Dynamic Object Indexing Technique for Distortionless Video Synopsis
With a development of observation cameras, the measure of caught recordings extends. Physically dissecting and recovering reconnaissance video is work concentrated and costly. It is substantially more important to create a video description and the video can be observed in a good manner. So, here we describe a novel video outline way to deal with produce consolidated video, which utilizes a protest following technique for extracting imperative items. This strategy will create video objects and a crease cutting technique to gather the first video. Finally, output results that our proposed strategy can accomplish a high buildup rate while safeguarding all the imperative objects of intrigue. Hence, in this method, we can empower clients to see the synopsis video with high impact.
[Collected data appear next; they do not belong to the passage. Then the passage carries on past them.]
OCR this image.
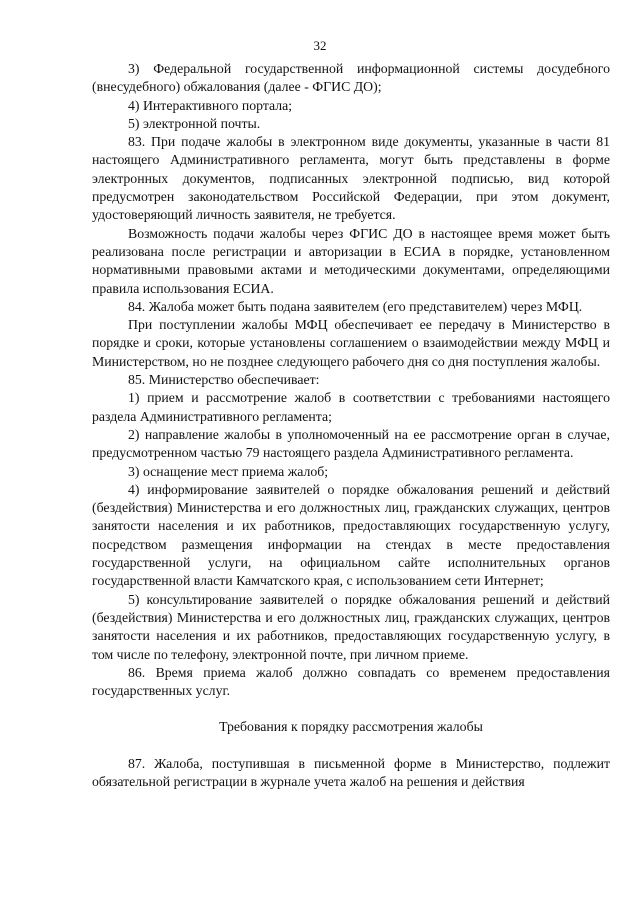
32

3) Федеральной государственной информационной системы досудебного (внесудебного) обжалования (далее - ФГИС ДО);

4) Интерактивного портала;

5) электронной почты.

83. При подаче жалобы в электронном виде документы, указанные в части 81 настоящего Административного регламента, могут быть представлены в форме электронных документов, подписанных электронной подписью, вид которой предусмотрен законодательством Российской Федерации, при этом документ, удостоверяющий личность заявителя, не требуется.

Возможность подачи жалобы через ФГИС ДО в настоящее время может быть реализована после регистрации и авторизации в ЕСИА в порядке, установленном нормативными правовыми актами и методическими документами, определяющими правила использования ЕСИА.

84. Жалоба может быть подана заявителем (его представителем) через МФЦ.

При поступлении жалобы МФЦ обеспечивает ее передачу в Министерство в порядке и сроки, которые установлены соглашением о взаимодействии между МФЦ и Министерством, но не позднее следующего рабочего дня со дня поступления жалобы.

85. Министерство обеспечивает:

1) прием и рассмотрение жалоб в соответствии с требованиями настоящего раздела Административного регламента;

2) направление жалобы в уполномоченный на ее рассмотрение орган в случае, предусмотренном частью 79 настоящего раздела Административного регламента.

3) оснащение мест приема жалоб;

4) информирование заявителей о порядке обжалования решений и действий (бездействия) Министерства и его должностных лиц, гражданских служащих, центров занятости населения и их работников, предоставляющих государственную услугу, посредством размещения информации на стендах в месте предоставления государственной услуги, на официальном сайте исполнительных органов государственной власти Камчатского края, с использованием сети Интернет;

5) консультирование заявителей о порядке обжалования решений и действий (бездействия) Министерства и его должностных лиц, гражданских служащих, центров занятости населения и их работников, предоставляющих государственную услугу, в том числе по телефону, электронной почте, при личном приеме.

86. Время приема жалоб должно совпадать со временем предоставления государственных услуг.

Требования к порядку рассмотрения жалобы

87. Жалоба, поступившая в письменной форме в Министерство, подлежит обязательной регистрации в журнале учета жалоб на решения и действия
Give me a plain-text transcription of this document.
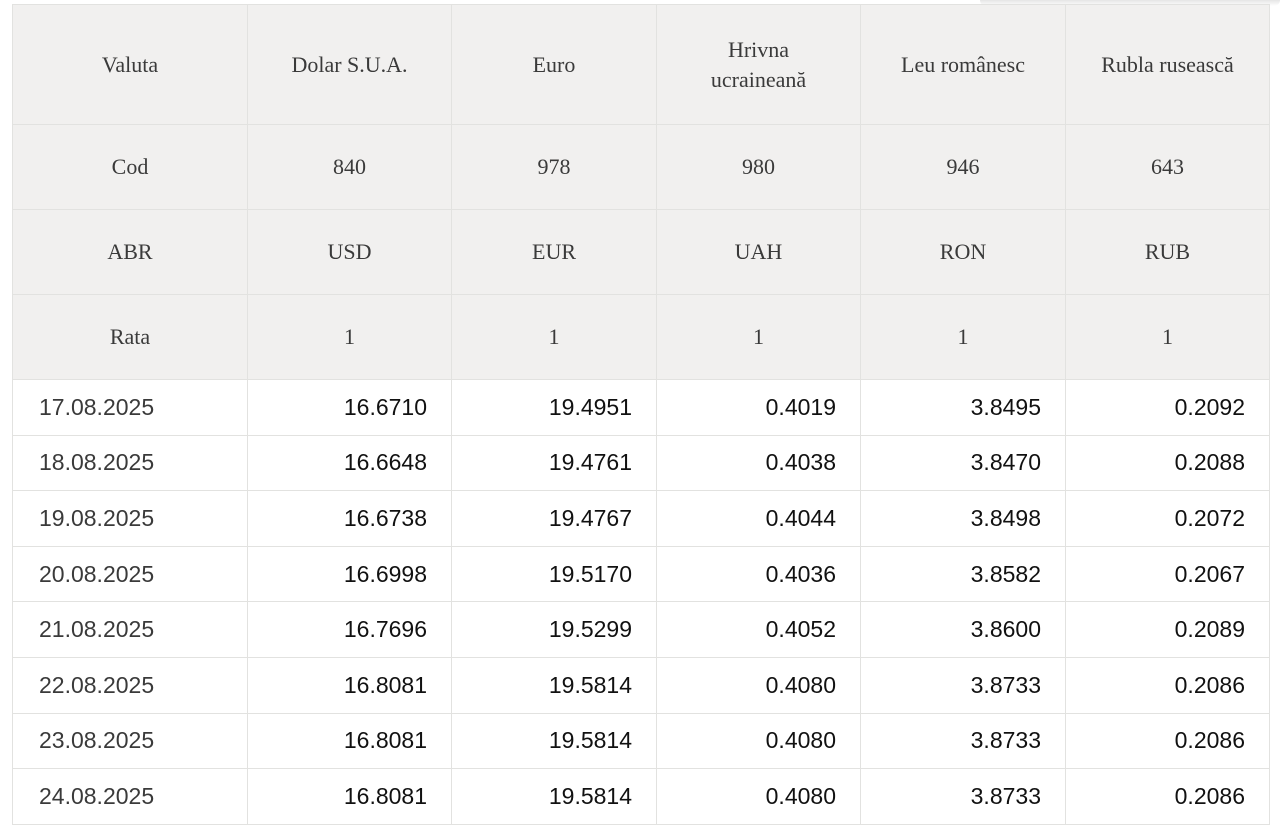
Valuta	Dolar S.U.A.	Euro	Hrivna ucraineană	Leu românesc	Rubla rusească
Cod	840	978	980	946	643
ABR	USD	EUR	UAH	RON	RUB
Rata	1	1	1	1	1
17.08.2025	16.6710	19.4951	0.4019	3.8495	0.2092
18.08.2025	16.6648	19.4761	0.4038	3.8470	0.2088
19.08.2025	16.6738	19.4767	0.4044	3.8498	0.2072
20.08.2025	16.6998	19.5170	0.4036	3.8582	0.2067
21.08.2025	16.7696	19.5299	0.4052	3.8600	0.2089
22.08.2025	16.8081	19.5814	0.4080	3.8733	0.2086
23.08.2025	16.8081	19.5814	0.4080	3.8733	0.2086
24.08.2025	16.8081	19.5814	0.4080	3.8733	0.2086
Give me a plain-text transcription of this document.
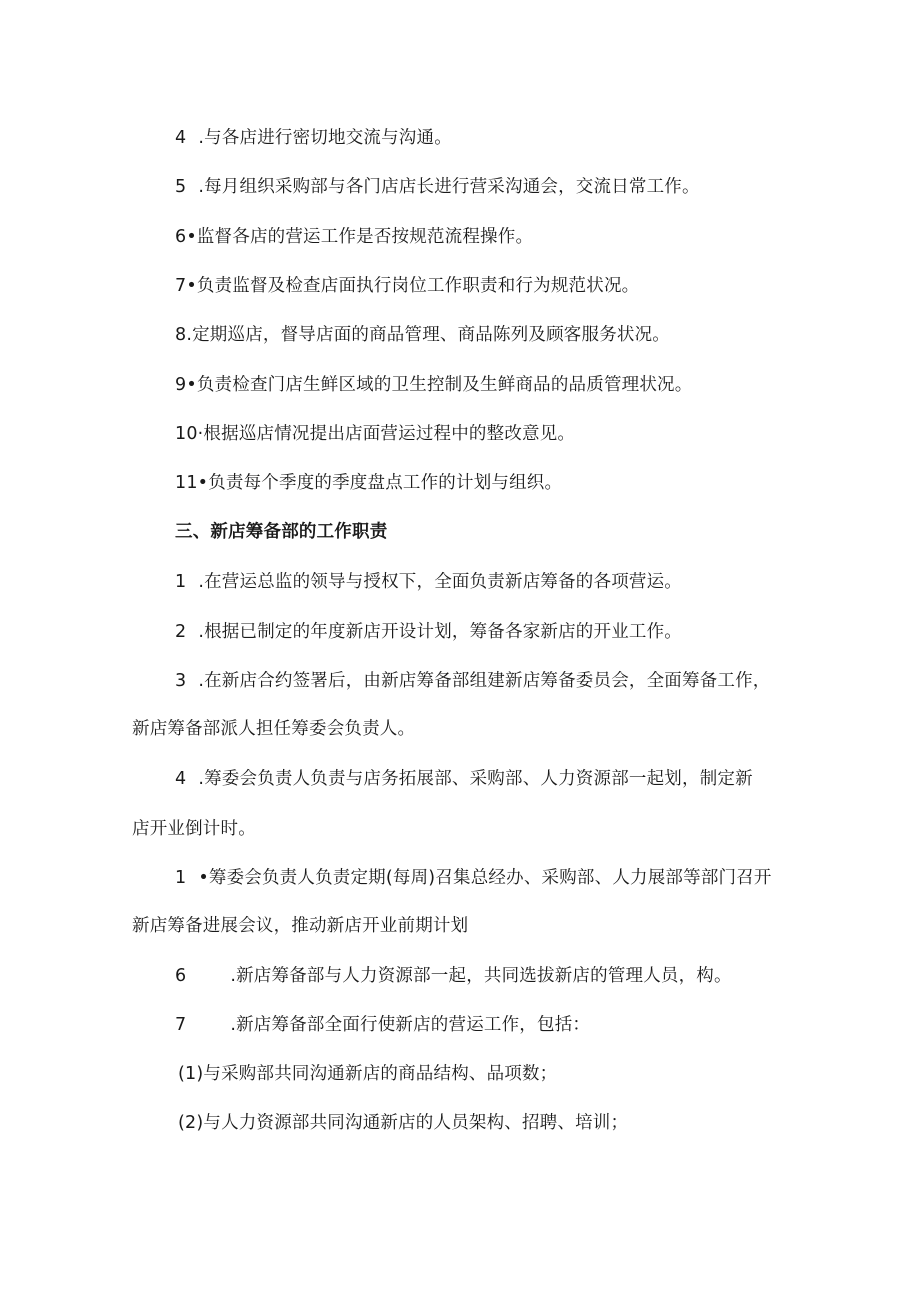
4 .与各店进行密切地交流与沟通。
5 .每月组织采购部与各门店店长进行营采沟通会，交流日常工作。
6•监督各店的营运工作是否按规范流程操作。
7•负责监督及检查店面执行岗位工作职责和行为规范状况。
8.定期巡店，督导店面的商品管理、商品陈列及顾客服务状况。
9•负责检查门店生鲜区域的卫生控制及生鲜商品的品质管理状况。
10·根据巡店情况提出店面营运过程中的整改意见。
11•负责每个季度的季度盘点工作的计划与组织。
三、新店筹备部的工作职责
1 .在营运总监的领导与授权下，全面负责新店筹备的各项营运。
2 .根据已制定的年度新店开设计划，筹备各家新店的开业工作。
3 .在新店合约签署后，由新店筹备部组建新店筹备委员会，全面筹备工作，
新店筹备部派人担任筹委会负责人。
4 .筹委会负责人负责与店务拓展部、采购部、人力资源部一起划，制定新
店开业倒计时。
1 •筹委会负责人负责定期(每周)召集总经办、采购部、人力展部等部门召开
新店筹备进展会议，推动新店开业前期计划
6	.新店筹备部与人力资源部一起，共同选拔新店的管理人员，构。
7	.新店筹备部全面行使新店的营运工作，包括：
(1)与采购部共同沟通新店的商品结构、品项数；
(2)与人力资源部共同沟通新店的人员架构、招聘、培训；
KeywordsFrame carving CCTV video Video synopsis
We need to thank the accommodating remarks and recommendations from the unknown analysts. The proposed algorithm is developed by me and images which are utilized in this work are taken with the help of CCTV cameras, except office, and snooker videos. These are downloaded from the Google and open source data set.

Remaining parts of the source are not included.